How to Fix the Vulnerability
Several approaches could be used to fix this vulnerability:
- Use an internal counter for assets: Maintain a separate variable to track deposited assets instead of using the actual token balance.
contract UnstoppableVault {
uint256 private _internalAssetCount;
function totalAssets() public view override returns (uint256) {
return _internalAssetCount;
}
function deposit(uint256 assets, address receiver) public override returns (uint256) {
// Existing logic
_internalAssetCount += assets;
return shares;
}
function withdraw(uint256 assets, address receiver, address owner) public override returns (uint256) {
// Existing logic
_internalAssetCount -= assets;
return shares;
}
}
- Modify the check to allow for donations: Change the validation to allow the actual balance to be greater than (but never less than) the expected balance.
if (convertToShares(totalSupply) > balanceBefore) revert InvalidBalance();
- Add a reconciliation function: Create a function that can reconcile the vault’s state when “orphaned” tokens are detected.
Conclusion
The “Unstoppable” challenge from Damn Vulnerable DeFi beautifully illustrates how even simple design assumptions can lead to critical vulnerabilities. A single direct token transfer, an operation that seems harmless can permanently break the functionality of an entire protocol.

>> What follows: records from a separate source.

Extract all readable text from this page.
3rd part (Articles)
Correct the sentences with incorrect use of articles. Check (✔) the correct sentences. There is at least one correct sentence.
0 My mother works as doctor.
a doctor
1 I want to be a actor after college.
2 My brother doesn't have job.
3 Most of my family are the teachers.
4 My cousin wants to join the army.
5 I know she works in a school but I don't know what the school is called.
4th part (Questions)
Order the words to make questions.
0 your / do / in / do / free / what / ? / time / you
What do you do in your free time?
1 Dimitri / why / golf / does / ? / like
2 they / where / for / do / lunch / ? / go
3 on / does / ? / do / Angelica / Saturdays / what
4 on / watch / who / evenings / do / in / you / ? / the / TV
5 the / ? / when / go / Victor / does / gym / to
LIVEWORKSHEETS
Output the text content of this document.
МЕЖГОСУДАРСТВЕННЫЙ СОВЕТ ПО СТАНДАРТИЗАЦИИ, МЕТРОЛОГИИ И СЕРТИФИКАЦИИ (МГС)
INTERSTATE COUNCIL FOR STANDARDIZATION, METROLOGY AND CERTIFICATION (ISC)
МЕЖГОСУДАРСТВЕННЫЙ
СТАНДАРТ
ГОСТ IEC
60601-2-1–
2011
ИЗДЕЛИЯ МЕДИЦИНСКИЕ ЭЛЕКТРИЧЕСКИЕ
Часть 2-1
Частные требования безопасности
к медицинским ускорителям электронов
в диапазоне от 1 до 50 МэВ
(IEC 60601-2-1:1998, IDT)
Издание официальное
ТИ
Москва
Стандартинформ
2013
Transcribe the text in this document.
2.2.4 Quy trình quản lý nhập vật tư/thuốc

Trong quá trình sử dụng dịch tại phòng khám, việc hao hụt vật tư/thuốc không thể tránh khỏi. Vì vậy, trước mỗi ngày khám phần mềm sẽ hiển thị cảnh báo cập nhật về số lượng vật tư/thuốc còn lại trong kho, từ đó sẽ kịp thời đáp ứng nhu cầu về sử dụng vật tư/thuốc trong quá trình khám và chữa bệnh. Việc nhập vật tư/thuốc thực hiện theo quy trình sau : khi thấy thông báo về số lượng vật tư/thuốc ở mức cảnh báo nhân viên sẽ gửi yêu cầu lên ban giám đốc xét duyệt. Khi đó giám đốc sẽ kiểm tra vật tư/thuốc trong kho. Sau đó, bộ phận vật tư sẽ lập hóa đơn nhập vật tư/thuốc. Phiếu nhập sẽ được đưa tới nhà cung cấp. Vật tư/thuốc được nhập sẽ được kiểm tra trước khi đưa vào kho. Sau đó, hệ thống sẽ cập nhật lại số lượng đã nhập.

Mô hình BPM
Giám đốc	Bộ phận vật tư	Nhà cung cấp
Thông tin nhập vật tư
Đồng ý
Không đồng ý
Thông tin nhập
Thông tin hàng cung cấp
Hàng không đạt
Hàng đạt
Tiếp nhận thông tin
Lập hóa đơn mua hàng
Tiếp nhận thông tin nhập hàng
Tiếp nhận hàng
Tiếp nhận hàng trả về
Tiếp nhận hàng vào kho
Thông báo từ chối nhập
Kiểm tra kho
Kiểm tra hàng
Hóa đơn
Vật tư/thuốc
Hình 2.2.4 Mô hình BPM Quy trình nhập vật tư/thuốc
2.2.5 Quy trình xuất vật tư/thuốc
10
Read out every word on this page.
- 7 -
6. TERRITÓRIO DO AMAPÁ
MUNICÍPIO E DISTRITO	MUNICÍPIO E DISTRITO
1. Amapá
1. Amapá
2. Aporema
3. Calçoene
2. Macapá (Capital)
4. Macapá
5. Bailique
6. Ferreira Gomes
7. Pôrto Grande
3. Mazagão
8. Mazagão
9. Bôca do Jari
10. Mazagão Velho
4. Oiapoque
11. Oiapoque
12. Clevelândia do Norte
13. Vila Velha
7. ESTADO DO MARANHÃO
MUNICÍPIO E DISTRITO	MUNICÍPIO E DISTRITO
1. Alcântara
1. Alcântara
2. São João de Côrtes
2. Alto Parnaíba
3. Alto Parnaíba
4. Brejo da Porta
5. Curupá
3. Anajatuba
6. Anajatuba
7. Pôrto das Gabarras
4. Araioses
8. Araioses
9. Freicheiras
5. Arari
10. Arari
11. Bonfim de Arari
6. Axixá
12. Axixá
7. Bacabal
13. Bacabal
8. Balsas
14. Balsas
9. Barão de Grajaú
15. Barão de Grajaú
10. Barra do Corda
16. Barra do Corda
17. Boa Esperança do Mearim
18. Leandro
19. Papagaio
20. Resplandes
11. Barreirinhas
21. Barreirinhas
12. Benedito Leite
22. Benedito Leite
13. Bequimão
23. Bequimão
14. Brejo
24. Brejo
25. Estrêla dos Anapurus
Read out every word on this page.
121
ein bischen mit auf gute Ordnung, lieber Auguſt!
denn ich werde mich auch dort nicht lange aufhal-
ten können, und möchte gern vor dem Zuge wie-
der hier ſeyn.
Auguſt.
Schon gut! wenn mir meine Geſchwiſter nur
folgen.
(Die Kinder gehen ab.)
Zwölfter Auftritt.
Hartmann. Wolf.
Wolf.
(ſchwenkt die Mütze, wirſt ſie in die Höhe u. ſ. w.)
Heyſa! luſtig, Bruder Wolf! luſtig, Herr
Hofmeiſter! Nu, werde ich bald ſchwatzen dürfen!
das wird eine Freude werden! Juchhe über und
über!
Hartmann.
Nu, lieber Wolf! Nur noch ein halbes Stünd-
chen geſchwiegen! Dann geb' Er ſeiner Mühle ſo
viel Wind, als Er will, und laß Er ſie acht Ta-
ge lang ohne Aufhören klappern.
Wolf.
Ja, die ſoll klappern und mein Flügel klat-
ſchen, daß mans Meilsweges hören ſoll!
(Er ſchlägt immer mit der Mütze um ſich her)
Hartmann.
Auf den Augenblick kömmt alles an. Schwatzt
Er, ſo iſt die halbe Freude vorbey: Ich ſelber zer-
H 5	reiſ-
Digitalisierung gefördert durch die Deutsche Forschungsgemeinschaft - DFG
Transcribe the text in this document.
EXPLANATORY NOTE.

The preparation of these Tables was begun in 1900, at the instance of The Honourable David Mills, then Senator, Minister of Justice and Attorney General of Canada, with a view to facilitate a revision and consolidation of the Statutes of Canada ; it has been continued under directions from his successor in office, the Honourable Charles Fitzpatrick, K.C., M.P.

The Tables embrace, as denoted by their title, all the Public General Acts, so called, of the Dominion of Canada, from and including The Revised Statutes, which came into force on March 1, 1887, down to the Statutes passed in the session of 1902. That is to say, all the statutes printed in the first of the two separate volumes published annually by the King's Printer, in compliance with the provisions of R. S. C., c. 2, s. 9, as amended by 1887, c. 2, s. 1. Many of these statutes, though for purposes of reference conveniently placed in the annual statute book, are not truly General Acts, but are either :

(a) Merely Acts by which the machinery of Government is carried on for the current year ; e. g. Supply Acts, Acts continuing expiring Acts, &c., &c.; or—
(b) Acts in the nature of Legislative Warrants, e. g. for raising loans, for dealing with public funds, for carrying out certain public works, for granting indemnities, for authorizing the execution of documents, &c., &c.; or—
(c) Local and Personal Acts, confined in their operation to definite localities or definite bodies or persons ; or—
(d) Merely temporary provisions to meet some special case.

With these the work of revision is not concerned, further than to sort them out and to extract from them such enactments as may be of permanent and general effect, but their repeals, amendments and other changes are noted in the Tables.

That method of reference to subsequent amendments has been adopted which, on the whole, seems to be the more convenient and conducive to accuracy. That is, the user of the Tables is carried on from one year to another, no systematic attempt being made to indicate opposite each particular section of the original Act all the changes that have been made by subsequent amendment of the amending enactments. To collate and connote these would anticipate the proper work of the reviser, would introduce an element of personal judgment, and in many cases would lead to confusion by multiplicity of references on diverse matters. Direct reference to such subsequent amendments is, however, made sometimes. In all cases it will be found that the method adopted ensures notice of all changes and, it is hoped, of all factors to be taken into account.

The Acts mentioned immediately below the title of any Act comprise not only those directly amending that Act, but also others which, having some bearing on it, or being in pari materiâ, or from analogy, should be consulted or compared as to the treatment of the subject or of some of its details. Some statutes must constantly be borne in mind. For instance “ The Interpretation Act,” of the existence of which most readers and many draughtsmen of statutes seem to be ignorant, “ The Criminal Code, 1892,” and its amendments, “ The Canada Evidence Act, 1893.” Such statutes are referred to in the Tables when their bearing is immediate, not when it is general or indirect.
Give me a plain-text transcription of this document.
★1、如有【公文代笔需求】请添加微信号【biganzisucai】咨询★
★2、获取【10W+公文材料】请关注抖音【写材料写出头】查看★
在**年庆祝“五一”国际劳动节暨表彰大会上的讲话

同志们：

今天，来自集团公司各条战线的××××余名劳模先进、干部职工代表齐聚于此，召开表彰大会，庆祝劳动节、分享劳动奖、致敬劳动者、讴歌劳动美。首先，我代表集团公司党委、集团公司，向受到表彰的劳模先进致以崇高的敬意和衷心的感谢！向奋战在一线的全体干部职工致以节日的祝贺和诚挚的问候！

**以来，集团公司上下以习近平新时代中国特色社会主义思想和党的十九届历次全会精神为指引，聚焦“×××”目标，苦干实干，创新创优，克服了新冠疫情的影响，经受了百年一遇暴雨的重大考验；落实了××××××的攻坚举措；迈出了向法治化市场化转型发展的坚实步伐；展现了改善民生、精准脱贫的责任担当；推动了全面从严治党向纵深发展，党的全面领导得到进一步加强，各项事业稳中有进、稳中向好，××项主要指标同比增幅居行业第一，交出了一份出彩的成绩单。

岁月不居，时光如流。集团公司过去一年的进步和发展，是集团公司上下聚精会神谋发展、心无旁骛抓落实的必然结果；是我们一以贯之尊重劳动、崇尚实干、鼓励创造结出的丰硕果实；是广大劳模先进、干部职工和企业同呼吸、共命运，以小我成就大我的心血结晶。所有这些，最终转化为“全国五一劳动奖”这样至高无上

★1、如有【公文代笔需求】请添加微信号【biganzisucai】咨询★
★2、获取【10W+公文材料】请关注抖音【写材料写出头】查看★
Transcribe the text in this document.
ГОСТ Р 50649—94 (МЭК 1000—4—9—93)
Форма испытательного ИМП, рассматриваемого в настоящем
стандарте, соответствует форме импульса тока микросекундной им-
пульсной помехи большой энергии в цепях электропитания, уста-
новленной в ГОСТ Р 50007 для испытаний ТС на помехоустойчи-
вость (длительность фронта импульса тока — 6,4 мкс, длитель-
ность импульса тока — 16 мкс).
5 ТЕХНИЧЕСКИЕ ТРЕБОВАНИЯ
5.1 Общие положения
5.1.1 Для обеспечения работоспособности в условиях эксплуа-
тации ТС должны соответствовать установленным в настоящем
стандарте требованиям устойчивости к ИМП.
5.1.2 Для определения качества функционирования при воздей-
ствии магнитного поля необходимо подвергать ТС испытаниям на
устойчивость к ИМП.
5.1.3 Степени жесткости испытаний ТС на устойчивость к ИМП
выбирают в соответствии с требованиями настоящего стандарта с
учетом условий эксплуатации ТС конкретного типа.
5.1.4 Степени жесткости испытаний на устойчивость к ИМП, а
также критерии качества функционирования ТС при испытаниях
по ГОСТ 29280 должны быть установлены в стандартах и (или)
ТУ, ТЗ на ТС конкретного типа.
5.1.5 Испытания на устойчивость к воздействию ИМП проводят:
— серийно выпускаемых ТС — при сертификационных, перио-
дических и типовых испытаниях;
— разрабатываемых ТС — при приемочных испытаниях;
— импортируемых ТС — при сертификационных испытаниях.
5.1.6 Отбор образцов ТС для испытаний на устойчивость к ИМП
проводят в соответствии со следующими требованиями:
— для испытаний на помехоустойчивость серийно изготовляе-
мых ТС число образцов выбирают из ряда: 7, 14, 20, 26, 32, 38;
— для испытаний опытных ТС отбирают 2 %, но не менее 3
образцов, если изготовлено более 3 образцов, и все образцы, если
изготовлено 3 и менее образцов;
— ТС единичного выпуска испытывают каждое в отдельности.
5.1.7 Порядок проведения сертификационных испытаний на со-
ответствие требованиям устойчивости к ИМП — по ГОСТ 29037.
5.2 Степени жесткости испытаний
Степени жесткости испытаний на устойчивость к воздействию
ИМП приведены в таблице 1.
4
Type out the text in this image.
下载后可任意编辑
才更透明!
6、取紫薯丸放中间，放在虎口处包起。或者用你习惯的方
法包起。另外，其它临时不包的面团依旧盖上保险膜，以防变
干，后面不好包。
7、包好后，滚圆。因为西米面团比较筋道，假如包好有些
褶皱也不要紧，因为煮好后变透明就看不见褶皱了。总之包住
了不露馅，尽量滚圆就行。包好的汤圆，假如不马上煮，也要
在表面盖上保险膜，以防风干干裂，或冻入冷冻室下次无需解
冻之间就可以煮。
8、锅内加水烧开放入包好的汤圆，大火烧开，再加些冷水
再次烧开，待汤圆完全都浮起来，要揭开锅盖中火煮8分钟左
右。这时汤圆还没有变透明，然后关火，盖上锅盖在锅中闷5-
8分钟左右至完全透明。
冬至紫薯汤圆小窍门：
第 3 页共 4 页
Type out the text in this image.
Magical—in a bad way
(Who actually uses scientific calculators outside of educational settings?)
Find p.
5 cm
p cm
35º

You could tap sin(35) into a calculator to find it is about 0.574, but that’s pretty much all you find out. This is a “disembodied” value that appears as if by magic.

This vulnerability also showcases the importance of understanding the deeper mechanics of Ethereum standards and their interactions. The combination of ERC4626 and ERC3156 created a tension that, when exploited, rendered the vault unstoppable.
As DeFi protocols grow more complex and standards continue to evolve, keeping these fundamental security principles in mind becomes increasingly important for developers and auditors alike.